Krzysztof Pytka

Cześć!

I'm an Assistant Professor (Juniorprofessor) of Quantitative Macroeconomics at the University of Mannheim. Image of Krzysztof Pytka In my research I am interested how the heterogeneity of individuals affects macroeconomic outcomes. Tools that I use span structural models and machine learning.

Contact

Department of Economics
Universität Mannheim
L7 3-5, Office 2.09
68161 Mannheim, Germany
Phone: +49.621.181.181.7
e-mail: p***@uni-mannheim.de

Résumé

You can find my CV here.

Research

Working Papers

1. The Consequences of the Covid-19 Job Losses:
Who Will Suffer Most and by How Much? (jointly with Andreas Gulyas) [article]

Using the universe of Austrian unemployment insurance records until May 2020, we document that the composition of UI claimants during the Covid-19 outbreak is substantially different compared to past times. Using a machine-learning algorithm from Gulyas and Pytka (2020), we identify individual earnings losses conditional on worker and job characteristics. Covid-19-related job terminations are associated with lower losses in earnings and wages compared to the Great Recession, but similar employment losses. We further derive an accurate but simple policy rule targeting individuals vulnerable to long-term wage losses.

2. Understanding the Sources of Earnings Losses After Job Displacement:
A Machine-Learning Approach (jointly with Andreas Gulyas) [article] [slides]

We document the sources behind earnings losses after job displacement adapting the generalized random forest due to Athey et al. (2019). Using administrative data from Austria over three decades, we show that displaced workers face large and persistent earnings losses. We identify substantial heterogeneity in losses across workers. A quarter of workers face cumulative 11-year losses higher than 2 times their pre-displacement annual income, while another quarter experiences losses less than 1.1 times their income. The most vulnerable are older high-income workers employed at well-paying firms in the manufacturing sector. Our methodology allows us to consider many competing theories of earnings losses prominently discussed in the literature. The two most important factors are the displacement firm's wage premia and the availability of well paying jobs in the local labor market. Our overall findings provide evidence that earnings losses can be understood by mean reversion in firm rents and losses in match quality, rather than by a destruction of firm-specific human capital.

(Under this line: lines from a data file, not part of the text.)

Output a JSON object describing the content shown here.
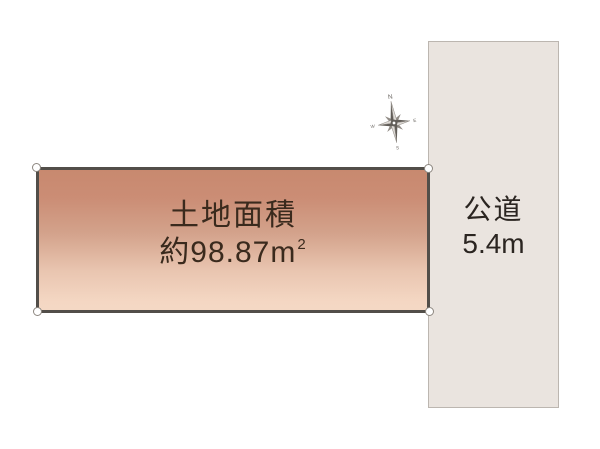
{
  "window": {
    "width_px": 600,
    "height_px": 449,
    "background_color": "#ffffff"
  },
  "parcel": {
    "title": "土地面積",
    "area_prefix": "約98.87",
    "area_unit": "m",
    "area_exponent": "2",
    "fill_gradient_top": "#cb8d75",
    "fill_gradient_bottom": "#f4d8c4",
    "border_color": "#524e49",
    "text_color": "#3a2a1d"
  },
  "road": {
    "name": "公道",
    "width_label": "5.4m",
    "fill_color": "#eae4df",
    "border_color": "#bcb6b0",
    "text_color": "#2b2521"
  },
  "compass": {
    "north_label": "N",
    "east_label": "E",
    "south_label": "S",
    "west_label": "W",
    "color": "#6e6a65",
    "rotation_deg": -8
  }
}
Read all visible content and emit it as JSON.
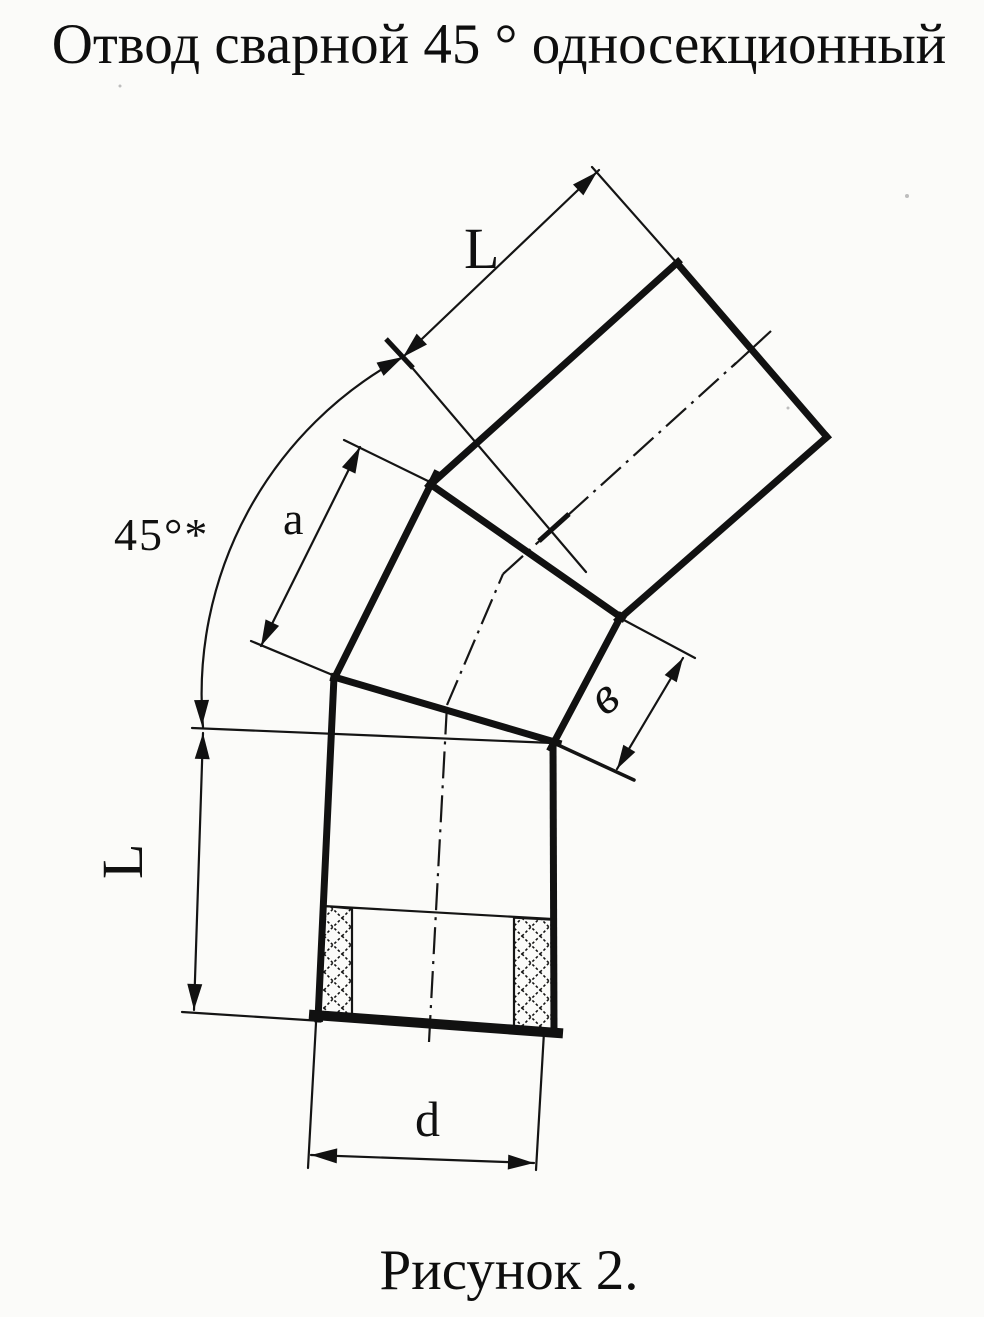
{
  "title": "Отвод сварной 45 ° односекционный",
  "caption": "Рисунок 2.",
  "dimensions": {
    "top_length": "L",
    "left_length": "L",
    "angle": "45°*",
    "section_edge": "a",
    "section_end_width": "в",
    "diameter": "d"
  },
  "colors": {
    "ink": "#141414",
    "paper": "#fbfbf9"
  }
}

Additional resources using the results from the paper:
  • Web app predicting earnings losses conditioned on individual characteristics
  • General-audience presentation about using the GRF for estimation of heterogeneous treatment effects. [slides]
  • Presentation about using the GRF in business analytics. [slides]

3. Shopping Effort in Self-Insurance Economies (in revision) [article] [slides]

Best Paper Prize for Young Economists at the WIEM’16 conference.

How are income fluctuations transmitted to consumption decisions if the law of one price does not hold? I propose a novel and tractable framework to study search for consumption as part of the optimal savings problem. Due to frictions in the retail market, households have to exert some effort to purchase the consumption good. This effort has two components: 1. effort to search for price bargains; 2. effort required to purchase consumption of a given size. These two motives are necessary to replicate two seemingly contradictory shopping patterns observed in the data, namely: higher time spent shopping by the unemployed and retirees and (conditioned on being employed) the positive elasticity of shopping time with respect to labor income. The former is well known in the literature, while the latter is new and I document it using data from the American Time Use Survey. The model allows me to reconcile the traditional savings theory with households' shopping behavior in a quantitatively meaningful way. As I show frictions in the purchasing technology generate important macroeconomic implications for modeling inequality and, in general, household consumption.

Teaching

At Mannheim I give following lectures:

  1. Quantitative Macroeconomics with Heterogeneous Households [Ph.D. course];
  2. Advanced Macroeconomics [M.Sc. course];
  3. Statistical Learning and Big Data with R [B.A. course].

Here you can find the (old) website with teaching materials.

Misc.

If you're curious about the pronounciation of my given name it goes by [kʂɨʂt̪ɔf] in IPA. But Christoph is totally fine with me.